А Павел Васильевич действительно молчал, лишь лицо его выражало крайнее удивление и, пожалуй, даже испуг.

– Ну ты даешь, Делириум, – выдавил он из себя, употребляя прозвище гостя скорее по привычке, так как не было уже в его голосе ни малейшей иронии.

– Да пусть, пусть Делириум! – вновь воскликнул гость. – Дело в том разве! Разве не правду я вам сказал? Разве не душат вас нищетой и голодом? А то бы мы все жили, а? – Он уже словно просил. – Ну хоть как-то бы да жили, верно? Поймите же, нам без вас никак нельзя. И вы уж нас потерпели бы, разве не так? Подумаешь, картошечки бы у вас подкапывали, еще чего по мелочам... Но ведь жили бы! Очнитесь же, чтобы жить! Мы руку вам протягиваем, мы – вам, такого еще никогда не было. Ибо стоим мы рядом, и у ног наших – пропасть небытия...

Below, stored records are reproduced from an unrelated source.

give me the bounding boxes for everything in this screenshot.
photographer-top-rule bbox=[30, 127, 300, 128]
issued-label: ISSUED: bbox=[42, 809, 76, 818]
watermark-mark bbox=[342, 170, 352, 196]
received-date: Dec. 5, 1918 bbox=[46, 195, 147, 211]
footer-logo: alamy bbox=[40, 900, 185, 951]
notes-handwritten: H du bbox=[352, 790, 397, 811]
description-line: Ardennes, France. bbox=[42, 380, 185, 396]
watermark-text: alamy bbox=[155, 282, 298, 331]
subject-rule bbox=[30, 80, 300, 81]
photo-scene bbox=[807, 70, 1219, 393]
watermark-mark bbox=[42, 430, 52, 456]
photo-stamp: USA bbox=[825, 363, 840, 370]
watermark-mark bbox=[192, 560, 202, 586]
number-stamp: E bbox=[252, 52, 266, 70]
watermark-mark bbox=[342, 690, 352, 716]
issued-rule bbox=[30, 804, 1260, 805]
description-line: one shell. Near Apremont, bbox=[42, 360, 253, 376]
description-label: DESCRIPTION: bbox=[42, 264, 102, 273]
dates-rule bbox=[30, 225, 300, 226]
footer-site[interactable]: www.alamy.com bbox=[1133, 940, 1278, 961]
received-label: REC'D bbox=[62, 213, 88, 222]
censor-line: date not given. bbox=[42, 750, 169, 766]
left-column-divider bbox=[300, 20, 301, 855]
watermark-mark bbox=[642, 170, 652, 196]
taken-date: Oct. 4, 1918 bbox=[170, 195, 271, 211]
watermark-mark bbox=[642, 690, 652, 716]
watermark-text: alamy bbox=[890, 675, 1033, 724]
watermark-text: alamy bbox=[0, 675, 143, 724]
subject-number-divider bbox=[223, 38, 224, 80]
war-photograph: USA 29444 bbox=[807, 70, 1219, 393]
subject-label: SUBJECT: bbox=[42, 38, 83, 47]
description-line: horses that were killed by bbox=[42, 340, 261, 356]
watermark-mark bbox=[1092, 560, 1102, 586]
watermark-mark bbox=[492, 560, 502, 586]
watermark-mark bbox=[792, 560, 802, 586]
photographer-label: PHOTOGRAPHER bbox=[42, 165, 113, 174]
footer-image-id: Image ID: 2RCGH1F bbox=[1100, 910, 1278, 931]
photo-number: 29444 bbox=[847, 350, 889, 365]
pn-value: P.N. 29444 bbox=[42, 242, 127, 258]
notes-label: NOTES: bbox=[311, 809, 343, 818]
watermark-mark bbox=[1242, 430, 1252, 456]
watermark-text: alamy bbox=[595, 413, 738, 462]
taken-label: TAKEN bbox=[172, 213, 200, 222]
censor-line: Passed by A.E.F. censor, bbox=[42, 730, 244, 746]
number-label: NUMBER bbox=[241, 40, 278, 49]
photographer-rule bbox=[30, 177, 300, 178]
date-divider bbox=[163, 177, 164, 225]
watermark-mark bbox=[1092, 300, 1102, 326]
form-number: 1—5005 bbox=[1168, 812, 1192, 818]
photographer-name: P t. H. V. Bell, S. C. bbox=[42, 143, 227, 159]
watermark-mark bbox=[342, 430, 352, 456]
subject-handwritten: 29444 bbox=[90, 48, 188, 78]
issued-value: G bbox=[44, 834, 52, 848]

Трудно теперь сказать, какие чувства возникли в душе Павла Васильевича в эти минуты, но он вдруг исторг восторженный звук, отчаянно топнул в пол и непроизвольно замотал головой. И слезы радости брызнули из его глаз.

– Руку! Руку! – вскричал он, протягиваясь через стол. И руки их обнялись и крепко сжались одна в другой.

– Я знал, знал, что ты не просто так ходишь, – горячо продолжал Павел Васильевич. – И вот – открылось! Теперь вместе, теперь покажем. А это все – побоку! – И полетел на пол графинчик с подонками такой приятной еще недавно водочки, и зазвенели, разлетаясь на осколки, стопочки, и ухнула в стену сковорода...

Они стояли друг перед другом, равные силой, словно два богатыря, еще недавно враждебные, но сумевшие найти в себе разум соединиться во имя великой цели. И был вечер...

...И было утро, когда проснулся Павел Васильевич и обнаружил у кровати своей осколки графина и стопок, сковороду и вылетевшую на пол картошку. И после утреннего туалета, проходя в кухню, глянул он на это еще раз. И после однообразного, как и ужин, завтрака своего, идя в прихожую, глянул он на это. И помнилось, помнилось ему все вчерашнее. И молчалось ему. И, конечно, не пелось.

И на службе все думалось...

Нет, не про то, что Делириум – галлюцинация, размышлял он. Тут все было ясно, и даже присутствие второй стопочки на столе не сбило бы его с этого убеждения. Другое волновало – разговор сам. Был ли он, не был ли – все ведь сходилось.

И так текло до обеда; и после, когда он машинально взял свой портфель и отправился в уборную, чтобы перелить в «бронежилет» так же машинально добытую уже водочку и пристроить его, как японка ребеночка своего, на спине.

И вечером, придя домой и приготовив скудный свой ужин, все думал Павел Васильевич о том же. Но когда, включив телевизор, увидел на экране такое знакомое брезгливое лицо самого, когда услышал из кривого рта его раскатистое самодовольное «я-а-а», когда каждой жилкой своею воспринял успокаивающие заторможенные движения его, Павел Васильевич не на шутку испугался. Сердце его стукнуло вдруг с неведомым доселе поворотом, будто желая ударить в ребра и замереть, да еще, еще. И рука сама потянулась к «бронежилету» и, расплескивая, наполнила стакан. И мелькнула уже сама собой обыкновенная в таких случаях предательская мыслишка: «Чего уж, когда там – всего лишь Делириум, а тут – Привычка!»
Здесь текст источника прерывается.